Ahora tengo setenta años. Estoy sola como un hilo. Me he convertido en una carga para mi propia hija.
—Hija mía, ven esta tarde… Te lo pido, no puedo sola.
—Mamá, ¡estoy hasta el cuello de trabajo! Ya estoy harta de tus quejas. Bueno, iré…
No pude aguantar más y rompí a llorar. Duele, duele hasta el alma. Y de pronto, vinieron a mi memoria las noches en vela, los años interminables en que cargué con todo para criarla a ella, a mi Lucía. Le di toda mi vida. ¿Así me lo agradece?
Quizá tengo la culpa.
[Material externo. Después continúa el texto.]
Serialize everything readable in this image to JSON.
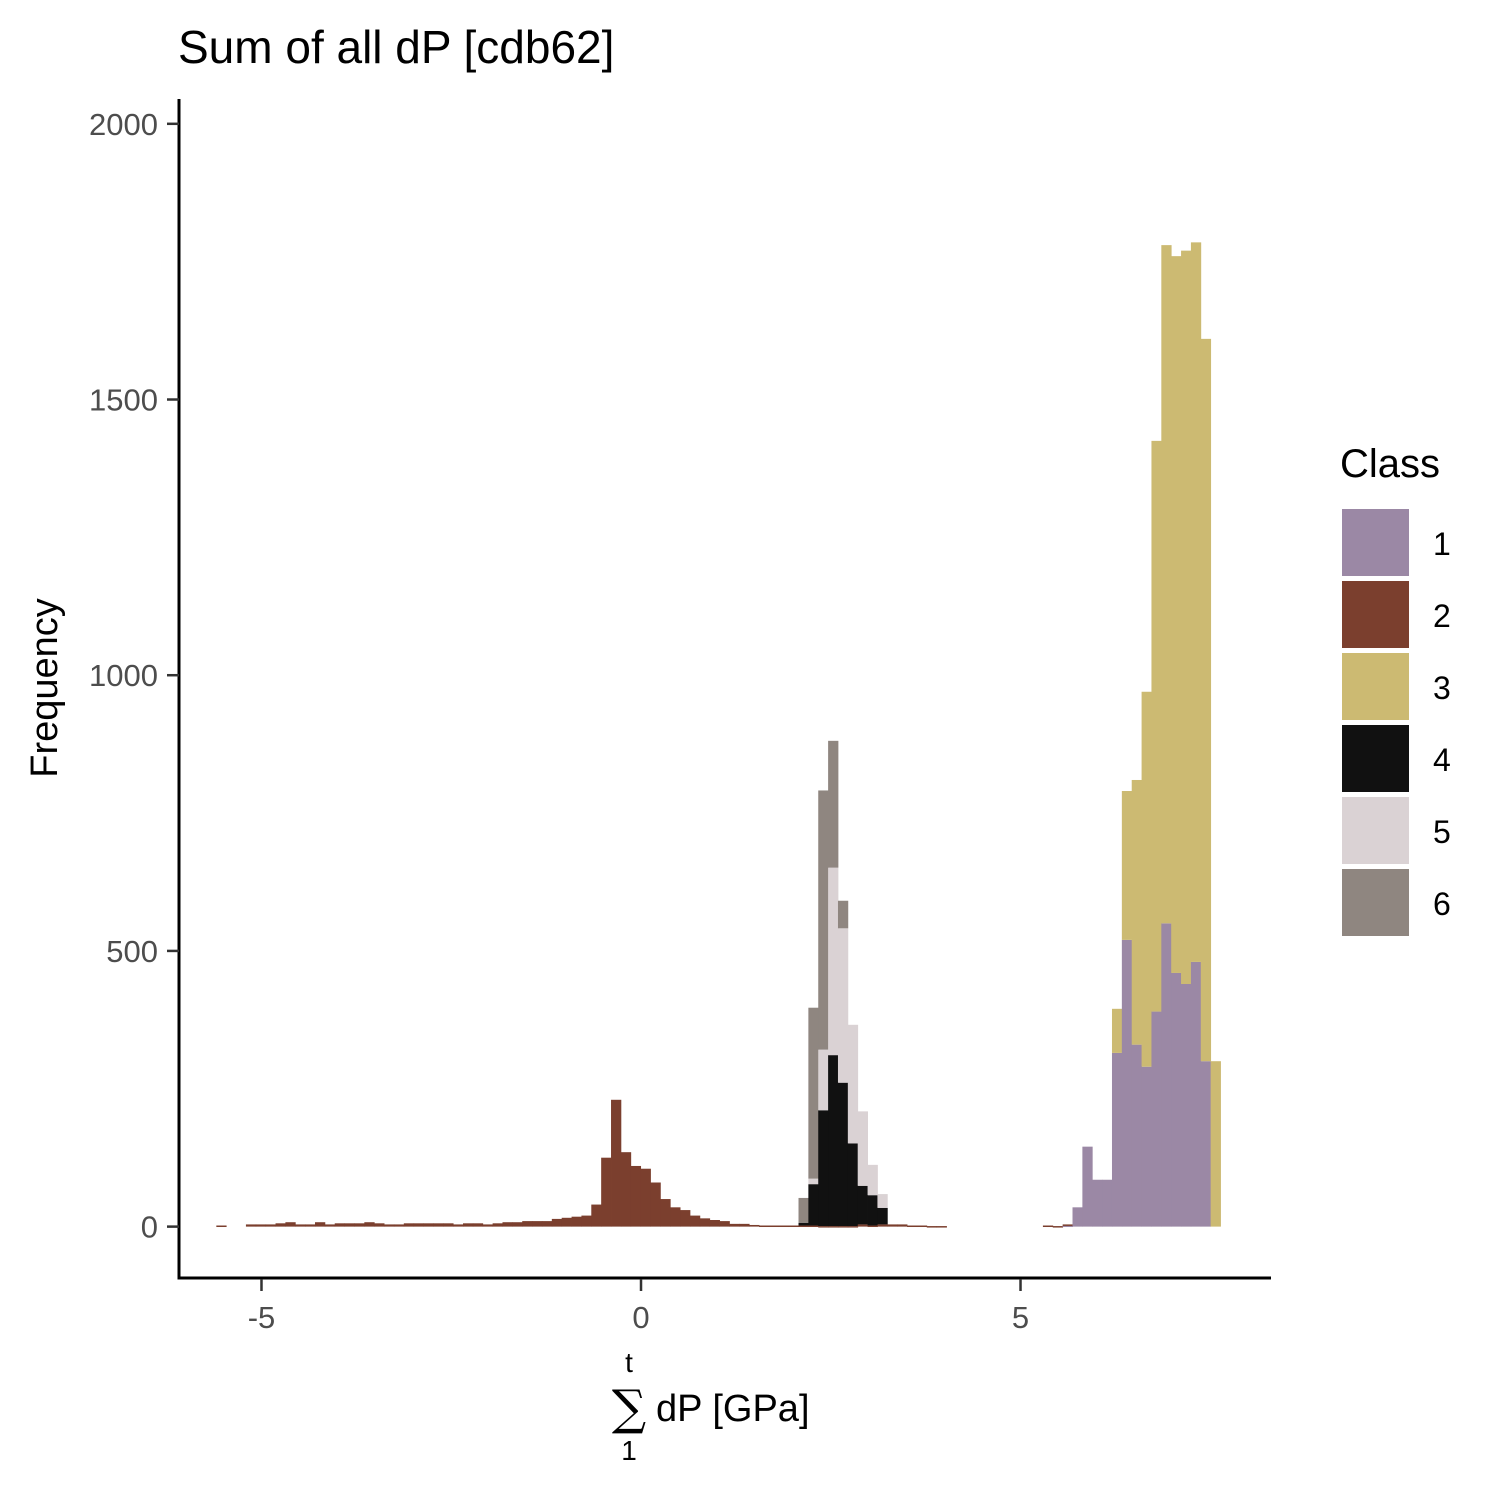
{
  "chart_data": {
    "type": "bar",
    "stacked": true,
    "title": "Sum of all dP [cdb62]",
    "xlabel": {
      "sum_symbol": "∑",
      "upper_limit": "t",
      "lower_limit": "1",
      "text": "dP [GPa]"
    },
    "ylabel": "Frequency",
    "xlim": [
      -6.1,
      8.3
    ],
    "ylim": [
      -95,
      2045
    ],
    "x_ticks": [
      -5,
      0,
      5
    ],
    "x_tick_labels": [
      "-5",
      "0",
      "5"
    ],
    "y_ticks": [
      0,
      500,
      1000,
      1500,
      2000
    ],
    "y_tick_labels": [
      "0",
      "500",
      "1000",
      "1500",
      "2000"
    ],
    "grid": false,
    "bin_width": 0.13,
    "x_bin_centers": [
      -5.53,
      -5.14,
      -5.01,
      -4.88,
      -4.75,
      -4.62,
      -4.49,
      -4.36,
      -4.23,
      -4.1,
      -3.97,
      -3.84,
      -3.71,
      -3.58,
      -3.45,
      -3.32,
      -3.19,
      -3.06,
      -2.93,
      -2.8,
      -2.67,
      -2.54,
      -2.41,
      -2.28,
      -2.15,
      -2.02,
      -1.89,
      -1.76,
      -1.63,
      -1.5,
      -1.37,
      -1.24,
      -1.11,
      -0.98,
      -0.85,
      -0.72,
      -0.59,
      -0.46,
      -0.33,
      -0.2,
      -0.07,
      0.06,
      0.19,
      0.32,
      0.45,
      0.58,
      0.71,
      0.84,
      0.97,
      1.1,
      1.23,
      1.36,
      1.49,
      1.62,
      1.75,
      1.88,
      2.01,
      2.14,
      2.27,
      2.4,
      2.53,
      2.66,
      2.79,
      2.92,
      3.05,
      3.18,
      3.31,
      3.44,
      3.57,
      3.7,
      3.83,
      3.96,
      5.36,
      5.49,
      5.62,
      5.75,
      5.88,
      6.01,
      6.14,
      6.27,
      6.4,
      6.53,
      6.66,
      6.79,
      6.92,
      7.05,
      7.18,
      7.31,
      7.44,
      7.57,
      7.7
    ],
    "series": [
      {
        "name": "1",
        "color": "#9b88a5",
        "values": [
          0,
          0,
          0,
          0,
          0,
          0,
          0,
          0,
          0,
          0,
          0,
          0,
          0,
          0,
          0,
          0,
          0,
          0,
          0,
          0,
          0,
          0,
          0,
          0,
          0,
          0,
          0,
          0,
          0,
          0,
          0,
          0,
          0,
          0,
          0,
          0,
          0,
          0,
          0,
          0,
          0,
          0,
          0,
          0,
          0,
          0,
          0,
          0,
          0,
          0,
          0,
          0,
          0,
          0,
          0,
          0,
          0,
          0,
          0,
          0,
          0,
          0,
          0,
          0,
          0,
          0,
          0,
          0,
          0,
          0,
          0,
          0,
          0,
          0,
          2,
          35,
          145,
          85,
          85,
          315,
          520,
          330,
          290,
          390,
          550,
          460,
          440,
          480,
          300,
          0
        ]
      },
      {
        "name": "2",
        "color": "#7b3f2e",
        "values": [
          2,
          4,
          4,
          4,
          6,
          8,
          4,
          4,
          8,
          4,
          6,
          6,
          6,
          8,
          6,
          4,
          4,
          6,
          6,
          6,
          6,
          6,
          4,
          6,
          6,
          4,
          6,
          8,
          8,
          10,
          10,
          10,
          14,
          16,
          18,
          20,
          40,
          125,
          230,
          135,
          110,
          105,
          80,
          50,
          35,
          30,
          20,
          15,
          12,
          10,
          5,
          5,
          3,
          2,
          2,
          2,
          2,
          2,
          2,
          1,
          1,
          1,
          1,
          4,
          2,
          4,
          4,
          4,
          2,
          2,
          1,
          1,
          2,
          1,
          2,
          0,
          0,
          0,
          0,
          0,
          0,
          0,
          0,
          0,
          0,
          0,
          0,
          0,
          0,
          0,
          0
        ]
      },
      {
        "name": "3",
        "color": "#ccba72",
        "values": [
          0,
          0,
          0,
          0,
          0,
          0,
          0,
          0,
          0,
          0,
          0,
          0,
          0,
          0,
          0,
          0,
          0,
          0,
          0,
          0,
          0,
          0,
          0,
          0,
          0,
          0,
          0,
          0,
          0,
          0,
          0,
          0,
          0,
          0,
          0,
          0,
          0,
          0,
          0,
          0,
          0,
          0,
          0,
          0,
          0,
          0,
          0,
          0,
          0,
          0,
          0,
          0,
          0,
          0,
          0,
          0,
          0,
          0,
          0,
          0,
          0,
          0,
          0,
          0,
          0,
          0,
          0,
          0,
          0,
          0,
          0,
          0,
          0,
          0,
          0,
          0,
          0,
          0,
          0,
          80,
          270,
          480,
          680,
          1035,
          1230,
          1300,
          1330,
          1305,
          1310,
          300,
          0
        ]
      },
      {
        "name": "4",
        "color": "#111111",
        "values": [
          0,
          0,
          0,
          0,
          0,
          0,
          0,
          0,
          0,
          0,
          0,
          0,
          0,
          0,
          0,
          0,
          0,
          0,
          0,
          0,
          0,
          0,
          0,
          0,
          0,
          0,
          0,
          0,
          0,
          0,
          0,
          0,
          0,
          0,
          0,
          0,
          0,
          0,
          0,
          0,
          0,
          0,
          0,
          0,
          0,
          0,
          0,
          0,
          0,
          0,
          0,
          0,
          0,
          0,
          0,
          0,
          0,
          5,
          75,
          210,
          310,
          260,
          150,
          70,
          55,
          30,
          0,
          0,
          0,
          0,
          0,
          0,
          0,
          0,
          0,
          0,
          0,
          0,
          0,
          0,
          0,
          0,
          0,
          0,
          0,
          0,
          0,
          0,
          0,
          0,
          0
        ]
      },
      {
        "name": "5",
        "color": "#dad2d4",
        "values": [
          0,
          0,
          0,
          0,
          0,
          0,
          0,
          0,
          0,
          0,
          0,
          0,
          0,
          0,
          0,
          0,
          0,
          0,
          0,
          0,
          0,
          0,
          0,
          0,
          0,
          0,
          0,
          0,
          0,
          0,
          0,
          0,
          0,
          0,
          0,
          0,
          0,
          0,
          0,
          0,
          0,
          0,
          0,
          0,
          0,
          0,
          0,
          0,
          0,
          0,
          0,
          0,
          0,
          0,
          0,
          0,
          0,
          0,
          10,
          110,
          340,
          280,
          215,
          135,
          55,
          25,
          0,
          0,
          0,
          0,
          0,
          0,
          0,
          0,
          0,
          0,
          0,
          0,
          0,
          0,
          0,
          0,
          0,
          0,
          0,
          0,
          0,
          0,
          0,
          0,
          0
        ]
      },
      {
        "name": "6",
        "color": "#8f8680",
        "values": [
          0,
          0,
          0,
          0,
          0,
          0,
          0,
          0,
          0,
          0,
          0,
          0,
          0,
          0,
          0,
          0,
          0,
          0,
          0,
          0,
          0,
          0,
          0,
          0,
          0,
          0,
          0,
          0,
          0,
          0,
          0,
          0,
          0,
          0,
          0,
          0,
          0,
          0,
          0,
          0,
          0,
          0,
          0,
          0,
          0,
          0,
          0,
          0,
          0,
          0,
          0,
          0,
          0,
          0,
          0,
          0,
          0,
          45,
          310,
          470,
          230,
          50,
          0,
          0,
          0,
          0,
          0,
          0,
          0,
          0,
          0,
          0,
          0,
          0,
          0,
          0,
          0,
          0,
          0,
          0,
          0,
          0,
          0,
          0,
          0,
          0,
          0,
          0,
          0,
          0,
          0
        ]
      }
    ],
    "legend": {
      "title": "Class",
      "position": "right",
      "items": [
        {
          "label": "1",
          "color": "#9b88a5"
        },
        {
          "label": "2",
          "color": "#7b3f2e"
        },
        {
          "label": "3",
          "color": "#ccba72"
        },
        {
          "label": "4",
          "color": "#111111"
        },
        {
          "label": "5",
          "color": "#dad2d4"
        },
        {
          "label": "6",
          "color": "#8f8680"
        }
      ]
    }
  }
}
La mimé demasiado, le permití demasiado. Y cuando tenía once años, conocí a un hombre… por primera vez en mucho tiempo me sentí mujer, amada, deseada. Pero Lucía montó tal escándalo que tuve que romper con él, aunque el corazón se me partía.
Ahora tengo setenta años. Y estoy sola. Completamente sola. Tengo un montón de achaques, apenas puedo caminar. Y mi única hija… lleva veinte años casada, y al parecer le resulta más fácil fingir que su madre no existe. Sí, tiene tres hijos—mis nietos. Pero solo los veo en fotos. ¿Por qué? Ni siquiera lo sé…
—¿Y ahora qué pasa? —dijo Lucía con irritación al entrar en el piso.
—Me han recetado unas inyecciones. Tú eres enfermera, podrías ayudarme…
—¿Ahora tengo que venir aquí todos los días? ¡¿Estás tomándome el pelo, mamá?!
—Lucita, no puedo salir a la calle—hay hielo en las aceras…
—¿Y me vas a pagar por ello? ¡Yo no trabajo por caridad! ¡No pienso ir y venir gratis!
—No tengo dinero…
—Pues entonces adiós, mamá. ¡Busca a alguien más!
Por la mañana, salí de casa dos horas antes de mi cita médica para llegar a la clínica. Caminaba lentamente junto a la carretera, respirando con dificultad y secando las lágrimas. Nunca pensé que llegaría a esto…
—Señora, pase sin hacer cola, por favor… ¿Se encuentra mal? ¿Está llorando?
Era una mujer joven con ojos bondadosos. Se detuvo a mi lado en el pasillo y me puso una mano en el hombro.
—No, cariño, lloro por otra razón…
Y así comenzamos a hablar. Como en una confesión, le conté todo mi dolor. Simplemente porque no tenía a nadie más con quien hablar. Se llamaba Marta. Resultó que vivía solo a dos calles de mi casa. Después de aquel día, empezó a visitarme a menudo, me traía comida, me ayudaba con las tareas.
Y en mi cumpleaños, solo vino ella. Solo Marta.
—No podía dejar de felicitarle en un día así. Me recuerda mucho a mi madre… Me da tanto calor en el alma estar cerca de usted —dijo mientras me abrazaba.
Entonces lo entendí: se había vuelto más cercana que mi propia hija. Paseábamos, íbamos juntas al campo, compartíamos festivos. Me cuidaba como si fuera de su sangre.
Lo pensé mucho, pero al final decidí cederle el piso a Marta. Al principio no quiso, intentó rechazarlo. Pero insistí. Era mi manera de agradecerle el cariño que me había dado. Sabía que no era de esas que hacen el bien por interés.
Con el tiempo, me llevó a vivir con ella—ya me costaba estar sola. Vendimos mi piso. Para que luego Lucía no metiera pleitos ni armara escándalos.
Y saben qué… Mi hija solo se acordó de mí un año después. Vino con acusaciones y amenazas. Gritó que era una traidora, que me deseaba la muerte. Supongo que contaba con el piso, y la “decepcioné”. Entonces, el marido de Marta se plantó en la puerta y, con voz tranquila pero firme, dijo:
—Largo. Y no vuelva. Aquí no es bienvenida.
Así es… Gente que no era de mi sangre resultó más familia que mi propia hija. Duele, da vergüenza y miedo ver cuán fácil se pierde lo humano. Pero si me dieran a elegir de nuevo, volvería a escoger a Marta. Porque ella es mi familia. La verdadera.